Special Session 78: Special Session on Mathematics of Data Science and Applications

Beyond Unconstrained Features: Neural Collapse for Shallow Neural Networks with General Data
Shuyang Ling
NYU Shanghai
Peoples Rep of China
Co-Author(s):    Wanli Hong
Abstract:
Neural collapse is a phenomenon that occurs at the terminal phase of training of DNNs. The features of the data in the same class collapse to their respective sample means and the sample means exhibit an ETF. In the past few years, there have been a surge of works that focus on explaining why the ${\cal NC}$ occurs and how affects generalization.
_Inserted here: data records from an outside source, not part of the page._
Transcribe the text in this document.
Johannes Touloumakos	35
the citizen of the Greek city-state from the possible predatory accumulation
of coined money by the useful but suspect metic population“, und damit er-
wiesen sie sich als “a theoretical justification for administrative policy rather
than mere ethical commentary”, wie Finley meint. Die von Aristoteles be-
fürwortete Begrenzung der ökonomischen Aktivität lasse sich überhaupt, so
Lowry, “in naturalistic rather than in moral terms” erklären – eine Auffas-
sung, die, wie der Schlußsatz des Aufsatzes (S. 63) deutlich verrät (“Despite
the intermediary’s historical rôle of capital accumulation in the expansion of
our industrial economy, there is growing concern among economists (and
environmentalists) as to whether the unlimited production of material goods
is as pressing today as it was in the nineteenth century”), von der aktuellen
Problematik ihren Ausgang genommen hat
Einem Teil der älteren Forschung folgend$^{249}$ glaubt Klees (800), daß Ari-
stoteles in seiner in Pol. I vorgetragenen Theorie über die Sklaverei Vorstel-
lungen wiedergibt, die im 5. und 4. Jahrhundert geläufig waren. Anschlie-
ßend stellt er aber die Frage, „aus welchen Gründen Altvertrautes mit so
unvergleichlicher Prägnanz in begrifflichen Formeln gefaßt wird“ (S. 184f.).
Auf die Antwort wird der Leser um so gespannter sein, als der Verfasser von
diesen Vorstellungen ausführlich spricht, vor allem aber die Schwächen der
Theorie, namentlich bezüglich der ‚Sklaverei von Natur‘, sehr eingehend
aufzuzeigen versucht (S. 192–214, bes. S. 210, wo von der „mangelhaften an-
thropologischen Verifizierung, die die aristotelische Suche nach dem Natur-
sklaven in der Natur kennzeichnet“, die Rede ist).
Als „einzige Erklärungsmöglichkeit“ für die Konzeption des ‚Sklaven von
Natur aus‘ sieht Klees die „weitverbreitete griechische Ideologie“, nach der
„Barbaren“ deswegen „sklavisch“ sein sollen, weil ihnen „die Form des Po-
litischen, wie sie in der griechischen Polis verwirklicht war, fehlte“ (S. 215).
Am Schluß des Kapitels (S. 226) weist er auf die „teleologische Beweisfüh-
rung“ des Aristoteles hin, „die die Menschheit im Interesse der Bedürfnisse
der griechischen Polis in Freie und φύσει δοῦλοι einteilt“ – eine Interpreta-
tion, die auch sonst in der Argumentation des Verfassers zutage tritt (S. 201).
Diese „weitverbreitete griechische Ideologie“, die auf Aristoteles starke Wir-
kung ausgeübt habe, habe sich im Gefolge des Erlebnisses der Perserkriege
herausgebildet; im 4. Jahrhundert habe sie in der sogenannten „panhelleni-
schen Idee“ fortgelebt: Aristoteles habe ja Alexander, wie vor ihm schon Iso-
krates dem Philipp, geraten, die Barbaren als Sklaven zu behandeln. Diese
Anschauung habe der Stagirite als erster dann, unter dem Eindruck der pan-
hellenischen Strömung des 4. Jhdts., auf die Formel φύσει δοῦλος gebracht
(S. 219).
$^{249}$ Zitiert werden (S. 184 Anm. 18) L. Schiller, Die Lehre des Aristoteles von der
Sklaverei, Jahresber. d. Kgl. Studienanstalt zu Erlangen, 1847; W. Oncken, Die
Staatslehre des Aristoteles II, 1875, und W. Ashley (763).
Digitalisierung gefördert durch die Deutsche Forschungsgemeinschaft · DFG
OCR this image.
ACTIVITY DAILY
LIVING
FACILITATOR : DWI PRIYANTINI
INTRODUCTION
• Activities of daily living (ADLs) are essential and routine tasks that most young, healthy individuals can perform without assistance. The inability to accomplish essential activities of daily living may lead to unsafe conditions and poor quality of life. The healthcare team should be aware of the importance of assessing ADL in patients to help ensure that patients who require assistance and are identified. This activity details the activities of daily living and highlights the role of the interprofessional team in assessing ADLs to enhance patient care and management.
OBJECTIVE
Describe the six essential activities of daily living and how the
Since the DNNs is notoriously difficult to analyze, most works mainly focus on the unconstrained feature model (UFM). While the UFM explains the ${\cal NC}$ to some extent, it fails to provide a complete picture of how the network architecture and the dataset affect ${\cal NC}$. In this work, we focus on shallow ReLU neural network and try to understand how the width, depth, data dimension, and statistical property of the training dataset influence the neural collapse. We provide a complete characterization on when the ${\cal NC}$ occurs for two or three layer neural works. This sufficient condition depends on the data dimension, sample size, and the signal-to-noise ratio in the data instead of the width. For three-layer neural networks, we show that the ${\cal NC}$ occurs as long as the second-layer is sufficiently wide. Moreover, we show that even if the ${\cal NC}$ occurs, the generalization can still be bad provided that the SNR in the data is sufficiently lower. Our results significantly extend the state-of-the-art theoretical analysis of ${\cal NC}$ under UFM to shallow nonlinear feature models, and characterize the emergence of ${\cal NC}$ via data properties and network architecture.